ブランドの教科書に載っている戦略論では、ブランドはつくれません!
「ブランドなんか大嫌いなブランド担当者が33年かかって、たどり着いたブランド論(実践編)」第7回のテーマは、ずばり「ブランド戦略」です。
私がこれまで実務者としてブランドづくりに取り組み、わかったことは「ブランドの教科書に書いてあるブランド戦略は、机上の空論なので使えない」ということです。そして使える戦略がないまま、小手先の戦術だけでブランドをつくろうとしてしまう。このことが、実務者がブランドをつくれない大きな要因となっています。
今回は、実務者にとっての実践的なブランド戦略について説明します。
再確認すべきは、やっぱりブランドの「定義」と「目的」
ブランド戦略をつくる際に、まず最初にやるべきはブランドの定義を再確認することです。定義があいまいだったり、間違っているとブランド戦略もつくれません。この連載で詳述してきましたが、実務者にとってのブランド定義とは『(ブランドを)思い出すきっかけになるものに出会ったときに(→知っていることに気づき→)その瞬間に頭の中になんとなく自然に浮かんだ勝手なイメージ』です。
この頭の中に何となく浮かんだイメージを、あえて一言で表現すると「妄想」になります。
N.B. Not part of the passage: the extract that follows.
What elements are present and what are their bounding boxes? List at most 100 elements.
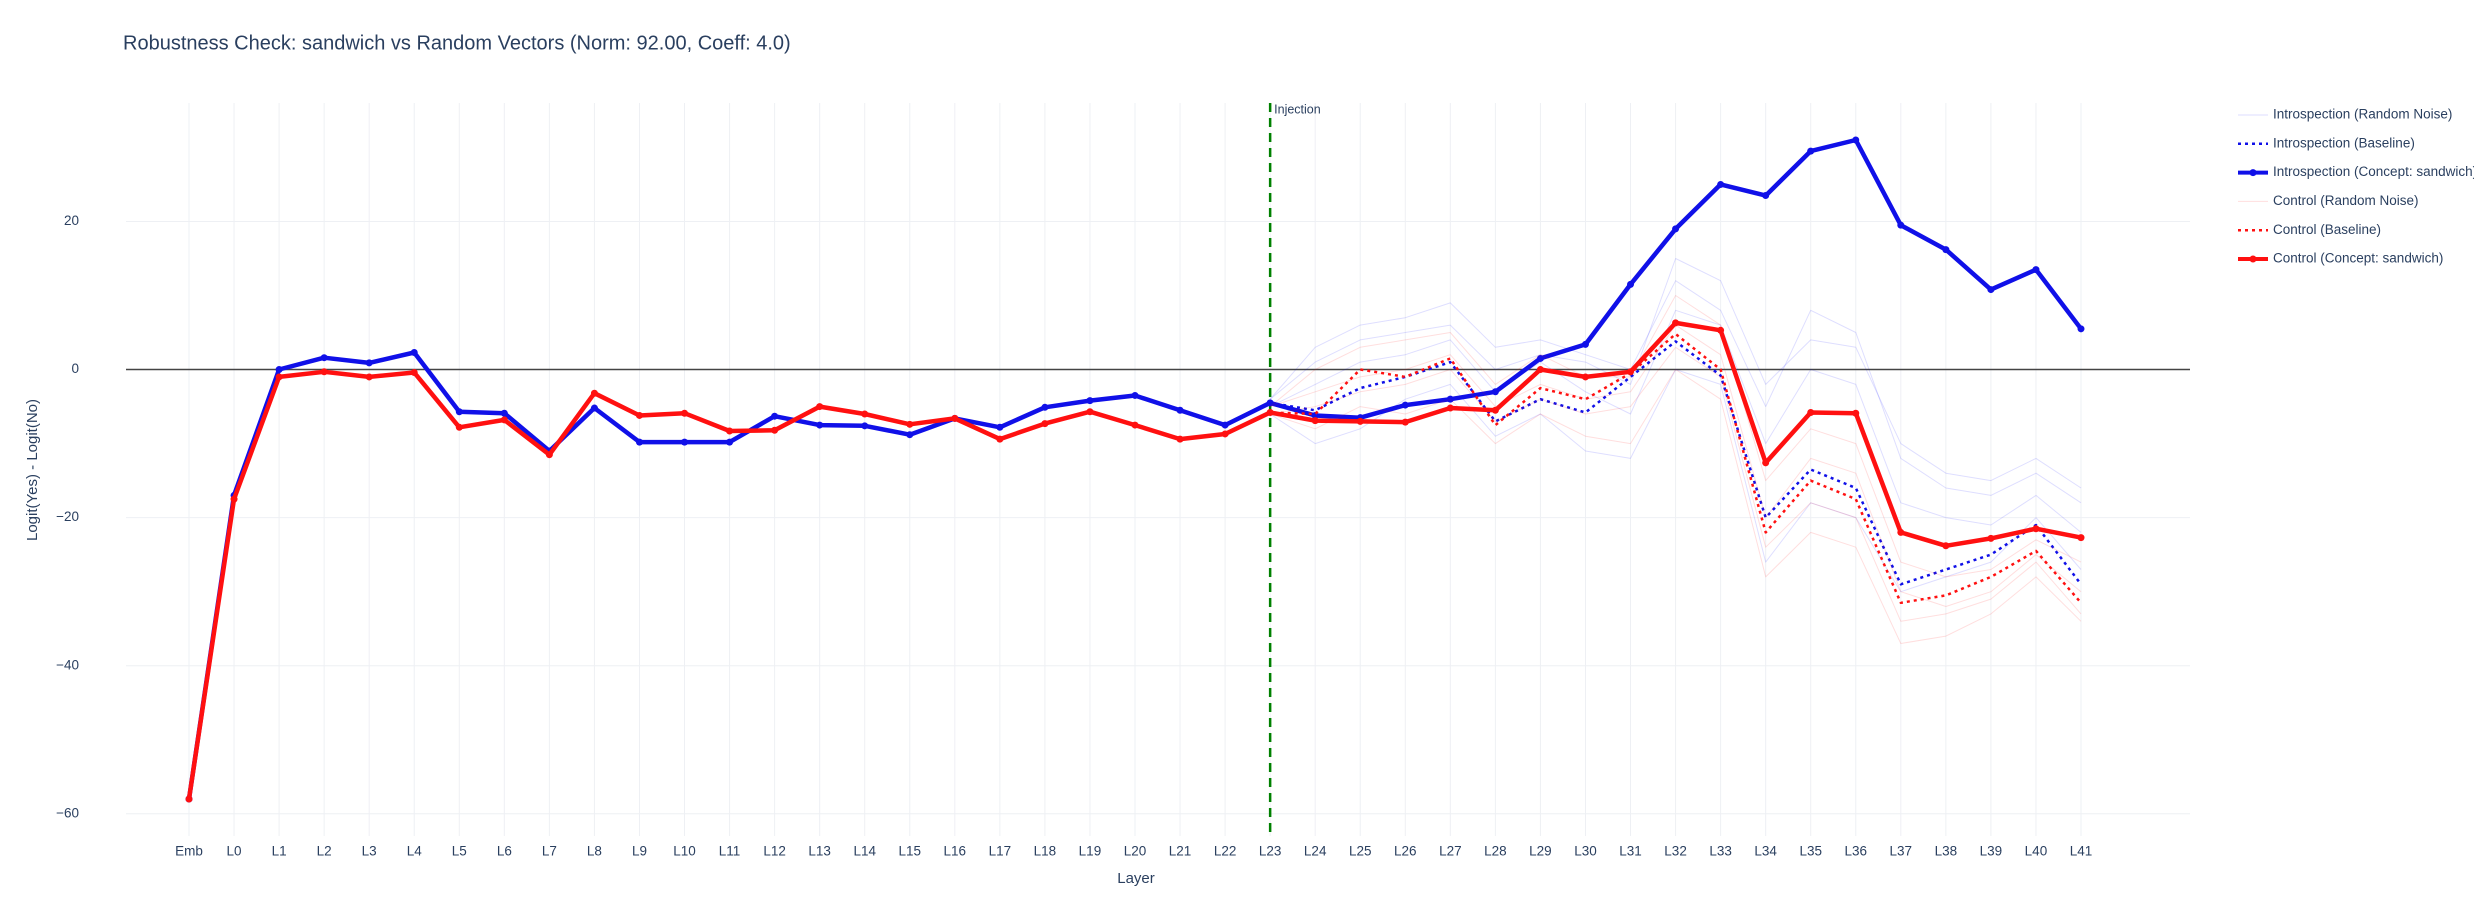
x-tick-label: L20 xyxy=(1124,844,1147,859)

つまりブランドとは生活者の頭の中にある「妄想(イメージ)」であり、「約束」や「差別化」などではありません(※詳細は本連載の前篇である「ブランドなんか大嫌いなブランド担当者が33年かかって、たどり着いたブランド論」をご覧ください)。
これまでの連載の中で、私はブランドを5段階のレベル(価値)に分類しました。
企業・商品が生活者から「知っている」状態(レベル)になれば、その企業・商品はブランドになったと言えます。この「知っている」レベルから始まり、「嫌いではない」レベルへ、さらには最終的には「なんとなく好き」になることを目指していきます。
ブランドづくりの目的は、お金を儲けることです。「知っている」だけでもお金儲けはできますが、「知っている」から「なんとなく好き」に至ること、つまりブランドのレベルが上がることで、よりお金儲けができるようになるのです。
すなわち、実務者のブランドづくりの究極の目的は、「あなたの企業・商品を世界中の人がなんとなく好きなレベル」にまで引き上げることで「あなたの企業・商品のお金儲けを最大化」することとなります。